Samariter galten als die schlimmsten Ausgesonderten, weil sie, ganz ähnlich dem Judentum, dennoch dem Glauben in Juda widersprachen, der Rest sozusagen des alten Nordreichs ´Israel´, wo die ganze Entwicklung, die später zur Thora führt, nicht mitvollzogen worden ist.  Genau diesen verruchten Gegentyp, diesen Inbegriff des Volksfeindes, des Hassenswerten im Namen der Ortodoxie, der Ketzer, nimmt Jesus und sagt:  ... der Mann hat mindestens eine Cance, der glaubt nicht an den Tempel, und deshalb hat er Zeit genug für einen Menschen an seiner Seite.

Das ist soviel wie die Aufforderung, Schluss zu machen mit all dem, was da in der Behörde beamtet, zentralistisch verwaltet wurde.  Das einzige, was bleibt, ... ist die Offenheit, auf menschliche Not zu antworten.  Daran allein entscheidet sich buchstäblich alles. 

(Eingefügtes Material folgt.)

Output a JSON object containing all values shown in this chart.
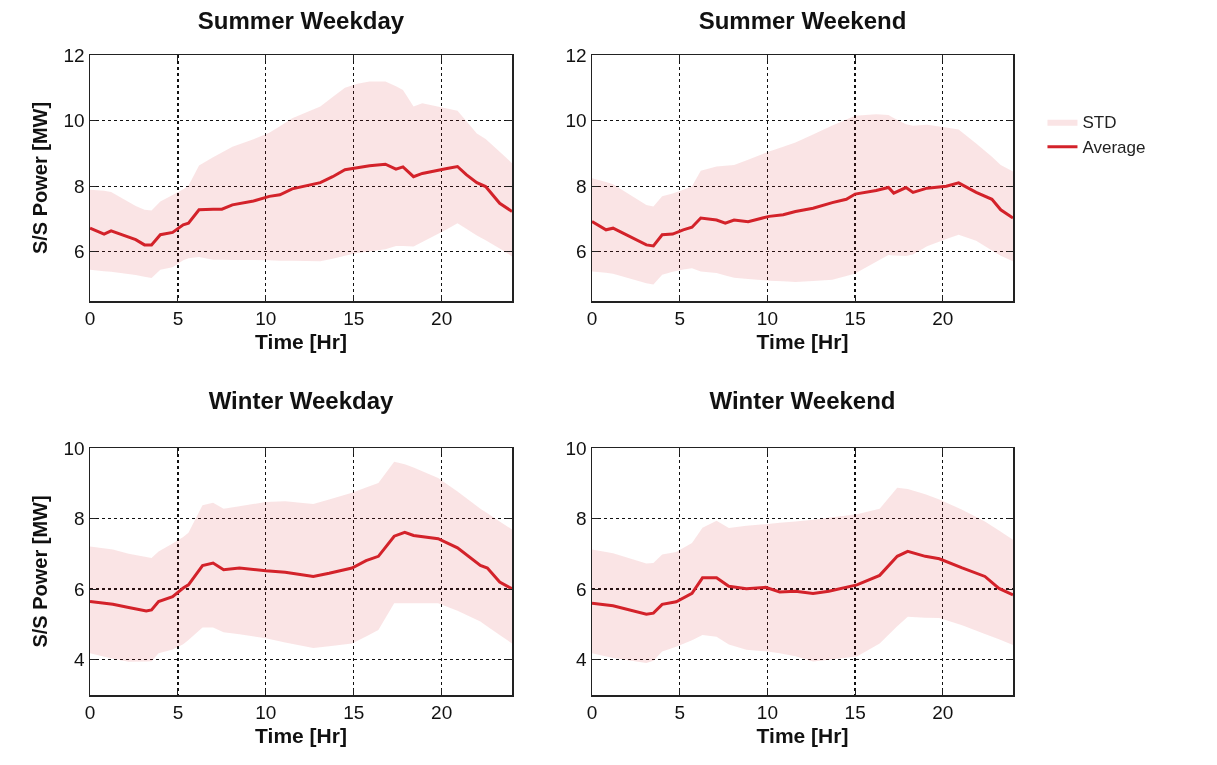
{
  "chart_data": [
    {
      "type": "line",
      "title": "Summer Weekday",
      "xlabel": "Time [Hr]",
      "ylabel": "S/S Power [MW]",
      "xlim": [
        0,
        24
      ],
      "xticks": [
        0,
        5,
        10,
        15,
        20
      ],
      "ylim": [
        4.5,
        12
      ],
      "yticks": [
        6,
        8,
        10,
        12
      ],
      "grid": true,
      "legend": false,
      "series": [
        {
          "color": "#d3222a",
          "x": [
            0,
            0.8,
            1.2,
            2.6,
            3.1,
            3.5,
            4.0,
            4.7,
            5.3,
            5.6,
            6.2,
            7.0,
            7.5,
            8.1,
            9.3,
            10.2,
            10.8,
            11.5,
            13.1,
            13.8,
            14.5,
            15.2,
            15.9,
            16.8,
            17.4,
            17.8,
            18.4,
            18.9,
            20.3,
            20.9,
            21.4,
            22.0,
            22.5,
            23.3,
            24
          ],
          "values": [
            6.72,
            6.54,
            6.64,
            6.37,
            6.21,
            6.21,
            6.52,
            6.59,
            6.82,
            6.87,
            7.28,
            7.3,
            7.3,
            7.43,
            7.55,
            7.69,
            7.74,
            7.92,
            8.11,
            8.29,
            8.5,
            8.56,
            8.62,
            8.67,
            8.52,
            8.59,
            8.29,
            8.39,
            8.54,
            8.6,
            8.35,
            8.11,
            7.99,
            7.48,
            7.23
          ],
          "lower": [
            5.45,
            5.41,
            5.39,
            5.29,
            5.24,
            5.2,
            5.45,
            5.53,
            5.74,
            5.8,
            5.84,
            5.76,
            5.76,
            5.75,
            5.75,
            5.74,
            5.73,
            5.73,
            5.71,
            5.79,
            5.88,
            5.96,
            6.01,
            6.08,
            6.18,
            6.18,
            6.16,
            6.3,
            6.69,
            6.87,
            6.7,
            6.5,
            6.35,
            6.1,
            5.86
          ],
          "upper": [
            7.89,
            7.86,
            7.82,
            7.4,
            7.28,
            7.26,
            7.53,
            7.73,
            7.91,
            8.01,
            8.63,
            8.88,
            9.03,
            9.2,
            9.43,
            9.63,
            9.83,
            10.07,
            10.43,
            10.72,
            11.0,
            11.12,
            11.19,
            11.19,
            11.05,
            10.93,
            10.43,
            10.53,
            10.37,
            10.3,
            9.99,
            9.61,
            9.44,
            9.05,
            8.7
          ]
        }
      ]
    },
    {
      "type": "line",
      "title": "Summer Weekend",
      "xlabel": "Time [Hr]",
      "xlim": [
        0,
        24
      ],
      "xticks": [
        0,
        5,
        10,
        15,
        20
      ],
      "ylim": [
        4.5,
        12
      ],
      "yticks": [
        6,
        8,
        10,
        12
      ],
      "grid": true,
      "legend": "right",
      "series": [
        {
          "name": "Average",
          "color": "#d3222a",
          "x": [
            0,
            0.8,
            1.2,
            3.1,
            3.5,
            4.0,
            4.6,
            5.2,
            5.7,
            6.2,
            7.1,
            7.6,
            8.1,
            8.9,
            10.1,
            10.9,
            11.6,
            12.6,
            13.7,
            14.5,
            15.0,
            16.2,
            16.9,
            17.2,
            17.9,
            18.3,
            19.1,
            20.2,
            20.9,
            21.9,
            22.8,
            23.3,
            24
          ],
          "values": [
            6.92,
            6.67,
            6.72,
            6.21,
            6.18,
            6.52,
            6.54,
            6.67,
            6.75,
            7.03,
            6.97,
            6.87,
            6.97,
            6.92,
            7.08,
            7.13,
            7.23,
            7.33,
            7.5,
            7.6,
            7.76,
            7.87,
            7.96,
            7.79,
            7.96,
            7.81,
            7.94,
            8.0,
            8.1,
            7.81,
            7.6,
            7.28,
            7.03
          ],
          "lower": [
            5.4,
            5.36,
            5.33,
            5.04,
            5.0,
            5.3,
            5.39,
            5.46,
            5.5,
            5.4,
            5.35,
            5.28,
            5.21,
            5.17,
            5.12,
            5.1,
            5.08,
            5.11,
            5.15,
            5.26,
            5.34,
            5.7,
            5.9,
            5.89,
            5.87,
            5.92,
            6.17,
            6.39,
            6.52,
            6.34,
            6.04,
            5.88,
            5.71
          ],
          "upper": [
            8.24,
            8.13,
            8.06,
            7.43,
            7.38,
            7.69,
            7.78,
            7.89,
            8.0,
            8.47,
            8.6,
            8.62,
            8.65,
            8.81,
            9.06,
            9.2,
            9.33,
            9.58,
            9.85,
            10.03,
            10.15,
            10.19,
            10.17,
            10.08,
            9.89,
            9.84,
            9.87,
            9.79,
            9.73,
            9.3,
            8.9,
            8.65,
            8.45
          ]
        },
        {
          "name": "STD",
          "type": "area",
          "color": "#fae4e5"
        }
      ]
    },
    {
      "type": "line",
      "title": "Winter Weekday",
      "xlabel": "Time [Hr]",
      "ylabel": "S/S Power [MW]",
      "xlim": [
        0,
        24
      ],
      "xticks": [
        0,
        5,
        10,
        15,
        20
      ],
      "ylim": [
        3,
        10
      ],
      "yticks": [
        4,
        6,
        8,
        10
      ],
      "grid": true,
      "legend": false,
      "series": [
        {
          "color": "#d3222a",
          "x": [
            0,
            1.3,
            2.2,
            3.2,
            3.5,
            3.9,
            4.7,
            5.3,
            5.6,
            6.4,
            7.0,
            7.6,
            8.5,
            10.0,
            11.1,
            12.7,
            13.6,
            14.9,
            15.7,
            16.4,
            17.3,
            17.9,
            18.4,
            19.8,
            20.9,
            22.2,
            22.6,
            23.3,
            24
          ],
          "values": [
            5.65,
            5.57,
            5.48,
            5.38,
            5.41,
            5.65,
            5.79,
            6.03,
            6.12,
            6.67,
            6.74,
            6.55,
            6.6,
            6.52,
            6.48,
            6.36,
            6.45,
            6.6,
            6.81,
            6.93,
            7.5,
            7.61,
            7.52,
            7.43,
            7.17,
            6.67,
            6.6,
            6.2,
            6.01
          ],
          "lower": [
            4.18,
            4.03,
            3.94,
            3.95,
            3.96,
            4.18,
            4.29,
            4.44,
            4.56,
            4.91,
            4.91,
            4.78,
            4.72,
            4.61,
            4.49,
            4.33,
            4.38,
            4.46,
            4.66,
            4.84,
            5.6,
            5.6,
            5.6,
            5.6,
            5.39,
            5.08,
            4.94,
            4.7,
            4.46
          ],
          "upper": [
            7.21,
            7.12,
            7.0,
            6.91,
            6.88,
            7.07,
            7.29,
            7.48,
            7.6,
            8.38,
            8.45,
            8.28,
            8.35,
            8.47,
            8.49,
            8.41,
            8.54,
            8.73,
            8.88,
            9.01,
            9.61,
            9.54,
            9.45,
            9.15,
            8.77,
            8.28,
            8.15,
            7.92,
            7.69
          ]
        }
      ]
    },
    {
      "type": "line",
      "title": "Winter Weekend",
      "xlabel": "Time [Hr]",
      "xlim": [
        0,
        24
      ],
      "xticks": [
        0,
        5,
        10,
        15,
        20
      ],
      "ylim": [
        3,
        10
      ],
      "yticks": [
        4,
        6,
        8,
        10
      ],
      "grid": true,
      "legend": false,
      "series": [
        {
          "color": "#d3222a",
          "x": [
            0,
            1.2,
            3.1,
            3.5,
            4.0,
            4.8,
            5.7,
            6.3,
            7.1,
            7.8,
            8.8,
            9.9,
            10.7,
            11.6,
            12.6,
            13.5,
            15.1,
            16.4,
            17.4,
            18.0,
            19.0,
            19.8,
            21.1,
            22.4,
            23.2,
            24
          ],
          "values": [
            5.6,
            5.53,
            5.29,
            5.32,
            5.57,
            5.64,
            5.88,
            6.32,
            6.32,
            6.08,
            6.01,
            6.05,
            5.92,
            5.94,
            5.88,
            5.94,
            6.12,
            6.39,
            6.93,
            7.07,
            6.93,
            6.86,
            6.6,
            6.36,
            6.02,
            5.84
          ],
          "lower": [
            4.18,
            4.05,
            3.91,
            3.97,
            4.23,
            4.37,
            4.55,
            4.7,
            4.65,
            4.43,
            4.28,
            4.24,
            4.18,
            4.1,
            3.95,
            4.0,
            4.09,
            4.46,
            4.95,
            5.22,
            5.19,
            5.18,
            4.98,
            4.73,
            4.58,
            4.42
          ],
          "upper": [
            7.12,
            7.02,
            6.73,
            6.74,
            6.98,
            7.05,
            7.31,
            7.74,
            7.94,
            7.73,
            7.8,
            7.84,
            7.88,
            7.92,
            7.97,
            8.02,
            8.12,
            8.28,
            8.87,
            8.84,
            8.69,
            8.54,
            8.25,
            7.92,
            7.66,
            7.4
          ]
        }
      ]
    }
  ]
}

Und, um es vorwegzusagen, Menschen, die imstande sind, an der Not anderer vorbeizugehen, und sei es aufgrund der heiligsten Argumente, die leben buchstäblich in einer Welt, die so kalt ist, wie die Hölle selbst. Wir sollten nicht denken, sie wäre heiß, sondern ..Dante hat recht, wenn er ... beschreibt, wie da Menschen stehen, eingetaucht in einen Sumpf, und auf ihren Gesichtern die Tränen gefroren zu gläsernen Masken aus Eis, weil überr sie hingeht ein kalter Wind aus einer stets klappernden Mühle.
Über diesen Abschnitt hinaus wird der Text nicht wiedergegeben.